Sakarya Zaferi Ve Mustafa Kemal’in Gazi Oluşu

Yunanlılar, Batı Cephesi’nde üst üste aldıkları iki yenilginin acısını çıkarmak için, yeniden geniş çaplı askerî hazırlıklara giriştiler. O sırada Anadolu’daki Yunan kuvvetlerinin başında bulunan General Papulas, Hükümeti’ne gönderdiği bir raporda: “Kuruluş halinde bulunan Türk Ordusu henüz kuvvetlenmeden ve Anadolu’dan takviye kuvvetleri gelmeden taarruza geçmek zorundayız” diyordu.

O tarihte, Yunanistan’ın başında bulunan Kral Konstantin ve Başbakan olan Gunaris, eski Bizans İmparatorluğu’nu yeniden kurmak düşünce ve emeline kapıldılar. İnönü Muharebeleri’nde uğradıkları yenilgi bu düşüncelerin gerçekleşmesindeki güçlüğü, üstelik de imkânsızlığını anlamalarına yetmedi. Yeniden hazırlığa başladılar.

İngiliz Başbakanı Lloyd George (Loid Corc) da Yunan Ordusundan umudu kesmiş değildi. Yeni bir saldırı için Yunanlıları kışkırtıyor, onlara bol para ve malzeme yardımı yapıyordu. Böylece İngiltere Hükümeti’nden büyük bir destek ve yardım gören Yunan Hükümeti, Anadolu’daki ordusunu taze kuvvetlerle besleyip, iki katına çıkardı. General Papulas’ın, hazırlığın tamam olduğunu bildirmesi üzerine, Yunan birlikleri Anadolu’da yeniden taarruza geçtiler (10 Temmuz 1921).
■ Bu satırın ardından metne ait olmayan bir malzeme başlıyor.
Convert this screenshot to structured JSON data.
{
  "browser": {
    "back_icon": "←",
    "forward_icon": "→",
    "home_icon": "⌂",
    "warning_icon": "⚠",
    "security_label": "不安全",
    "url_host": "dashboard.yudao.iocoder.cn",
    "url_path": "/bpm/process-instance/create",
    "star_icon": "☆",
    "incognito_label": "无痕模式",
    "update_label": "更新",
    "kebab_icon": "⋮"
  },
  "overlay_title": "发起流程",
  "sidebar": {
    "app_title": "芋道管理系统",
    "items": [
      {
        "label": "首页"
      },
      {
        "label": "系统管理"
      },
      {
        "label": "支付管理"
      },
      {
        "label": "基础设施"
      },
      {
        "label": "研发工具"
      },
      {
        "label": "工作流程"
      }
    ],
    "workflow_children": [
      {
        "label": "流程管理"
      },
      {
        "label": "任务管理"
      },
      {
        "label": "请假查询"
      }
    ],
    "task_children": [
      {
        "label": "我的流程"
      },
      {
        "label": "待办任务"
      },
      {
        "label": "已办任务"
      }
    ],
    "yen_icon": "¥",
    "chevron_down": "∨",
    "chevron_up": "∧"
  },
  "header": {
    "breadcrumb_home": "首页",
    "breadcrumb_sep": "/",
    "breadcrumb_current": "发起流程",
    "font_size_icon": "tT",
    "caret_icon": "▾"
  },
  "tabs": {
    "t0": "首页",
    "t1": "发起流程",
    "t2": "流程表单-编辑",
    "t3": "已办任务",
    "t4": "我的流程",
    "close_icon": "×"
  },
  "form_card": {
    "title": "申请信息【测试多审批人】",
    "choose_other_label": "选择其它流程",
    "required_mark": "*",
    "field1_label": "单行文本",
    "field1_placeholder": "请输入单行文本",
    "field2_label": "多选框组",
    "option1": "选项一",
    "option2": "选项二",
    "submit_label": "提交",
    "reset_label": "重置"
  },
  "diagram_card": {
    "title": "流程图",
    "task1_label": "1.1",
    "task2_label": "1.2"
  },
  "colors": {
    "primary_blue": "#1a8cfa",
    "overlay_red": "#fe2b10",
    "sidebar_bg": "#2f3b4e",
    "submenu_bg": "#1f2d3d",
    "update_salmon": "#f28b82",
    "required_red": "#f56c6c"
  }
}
Yunan saldırısı, İnönü-Eskişehir ve Afyon-Kütahya yönünde olmak üzere, iki ayrı koldan başladı. Yunanlılar, güçsüz birliklerimizin savunduğu ön hatları aşarak, hızla ilerlediler. Yapılan Kütahya-Eskişehir muharebeleri, birliklerimizin yenilgisi ile sonuçlandı. Bunun sonucunda, Kütahya ve Eskişehir düşmanın eline geçti (17-20 Temmuz 1921). Afyon daha önce düşmanın eline geçmişti (13 Temmuz 1921).

21 Temmuzda Türk Ordusunun yaptığı karşı taarruz bir netice vermedi. Bu durumda yapılacak iş, boşuna kan akıtmadan orduyu güvenli bir yere çekmekti.

Mustafa Kemal, Batı Cephesi Komutanı İsmet Paşa’ya, orduyu Sakarya’nın doğusuna kadar çekme direktifini verdi. Türk Ordusu, 25 Temmuz 1921’de taktik savunma yapmak amacıyla Sakarya’nın doğusuna çekildi.

O, bunu yaparken şöyle düşünüyordu:

“Orduyu Eskişehir’in kuzey ve güneyinde topladıktan sonra düşman ordusu ile araya büyük bir mesafe koymak lâzım ki, ordunun düzenlenmesi ve kuvvetlendirilmesi mümkün olabilsin. Bunun için Sakarya’nın doğusuna kadar çekilmek zorunludur. Düşman, Türk Ordusunu hiç durmadan takip ederse, hareket üslerinden uzaklaşacak, cephe gerisi ile yeniden bağlantı kurmak zorunda kalacak; buna karşılık bizim ordumuz toplu bulunacak ve daha elverişli şartlara sahip olacaktır. Bu çekişilimizin en büyük sakıncası, Eskişehir gibi önemli yerlerimizi ve bir çok topraklarımızı düşmana bırakmaktan dolayı kamuoyunda doğabilecek iç sarsıntıdır. Fakat az zamanda, elde edebileceğimiz başarılı sonuçlarla bu sakıncalar kendiliğinden ortadan kalkacaktır. Askerliğin gerektirdiğini tereddütsüz tatbik edelim. Başka türden sakıncalare karşı koyarız.”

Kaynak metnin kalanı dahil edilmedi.